Assim que foi aprovada a Lei 12.528/11 e principalmente após a instalação da Comissão Nacional da Verdade, alguns começaram a opinar que, em relação às lutas durante a ditadura militar brasileira, os dois lados devem ser ouvidos. Ora, que dois lados? Não há dois lados. Há um só lado, o do cidadão e da cidadã perseguidos e oprimidos pelo Estado. Estes são os que têm que ter voz.
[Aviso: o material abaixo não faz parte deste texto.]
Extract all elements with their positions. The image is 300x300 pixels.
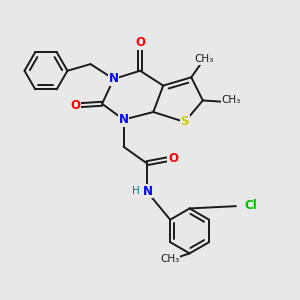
Text: O: O bbox=[135, 36, 145, 49]
Text: O: O bbox=[168, 152, 178, 165]
Text: CH₃: CH₃ bbox=[221, 95, 241, 106]
Text: Cl: Cl bbox=[244, 199, 257, 212]
Text: O: O bbox=[71, 99, 81, 112]
Text: CH₃: CH₃ bbox=[195, 54, 214, 64]
Text: N: N bbox=[143, 185, 153, 198]
Text: N: N bbox=[118, 113, 129, 126]
Text: S: S bbox=[180, 116, 189, 128]
Text: N: N bbox=[109, 73, 119, 85]
Text: H: H bbox=[132, 186, 140, 196]
Text: CH₃: CH₃ bbox=[160, 254, 179, 264]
A Comissão da Verdade é um mecanismo para apurar abusos e violações dos direitos humanos, e seu funcionamento deve priorizar “escutar as vítimas de arbitrariedades cometidas” e, ao mesmo tempo, conhecer os “abusos havidos, através da versão dos perpetradores dessas violências ou da revelação de arquivos ainda desconhecidos”, como diz a cartilha“A Comissão da Verdade no Brasil”,preparada pelo Núcleo de Preservação da Memória Política – São Paulo.
Esta mesma cartilha define o objetivo principal e os objetivos adicionais da Comissão da Verdade. Os principais são: “Descobrir, esclarecer e reconhecer abusos do passado, dando voz às vítimas”. E os adicionais: “Combater a impunidade, restaurar a dignidade e facilitar o direito das vítimas à verdade”.
Salientam os autores da cartilha que “mediante os testemunhos na Comissão da Verdade, a dignidade das pessoas é restabelecida e sua história passa a ser parte do conhecimento e reconhecimento geral sobre o período” ditatorial. A Comissão da Verdade tem também o papel de “acentuar a responsabilidade do Estado e recomendar reformas do aparato institucional” e “contribuir para a justiça e a reparação”.
Embora seja um dos objetivos da Comissão da Verdade “reduzir conflitos e promover a reconciliação e a paz”, sabe-se que isso só será possível “com a Justiça e com o reconhecimento oficial das responsabilidades de indivíduos que, a mando do Estado, violaram os direitos mais elementares, prendendo arbitrariamente, torturando e assassinando opositores do regime, muitos deles até hoje desaparecidos”.
Em seu texto, “Folha parece ter entrado mesmo na batalha dos ‘dois lados”, Marcio Sotelo Felippe, no Viomundo, afirma que o “paradigma Auschwitz – como categoria, como conceito – reproduziu-se aqui, na ditadura militar fascista: um Estado, com o seu formidável potencial ofensivo, elege como diretriz aniquilar ou impor grave sofrimento a um grupo ou coletividade”. Enquanto isso, o outro grupo, a esquerda, os que faziam a resistência à ditadura, o faziam como “direito de resistência – categoria jurídica e ética em que se enquadra a luta armada contra a ditadura” e não podem de modo algum ser comparados aqueles que perpetuaram “os crimes contra a Humanidade praticados pela ditadura. Não são os mesmos os conceitos teóricos, jurídicos e morais”.
E, no caso da resistência, não precisamos de uma Comissão da Verdade. Os responsáveis foram presos, torturados, julgados por tribunais de exceção e cumpriram pena. Alguns foram expulsos do país, outros exilados. Centenas foram assassinados, ou seja, condenados à morte. Ainda precisam, mais uma vez, ser perseguidos para que se possa alcançar seus algozes torturadores, que estão de pijama usufruindo de polpudas aposentadorias?
Espero que a Comissão da Verdade consiga avançar para além do que já foi produzido pela Comissão de Mortos e Desaparecidos Políticos e pela Comissão de Anistia.
Espero também que possa esclarecer as gravíssimas violações de direitos humanos que se abateram sobre lideranças camponesas, trabalhadores rurais e populações indígenas que sofreram deslocamentos forçados, quando não foram pura e simplesmente massacradas. Exemplo emblemático é da etnia Waimiri Atroari, dizimada por se opor à construção da rodovia Transamazônica, em plena ditadura militar.
Espero que o resultado a ser produzido pela Comissão nos próximos dois anos possa contribuir para a construção de uma cultura de paz, de repúdio à violência e à tortura ainda vigentes em muitas delegacias policiais.
Que também não se esqueça do envolvimento de alguns setores empresariais no financiamento do aparato repressivo.
A Comissão da Verdade é para que não se esqueça, para que nunca mais aconteça.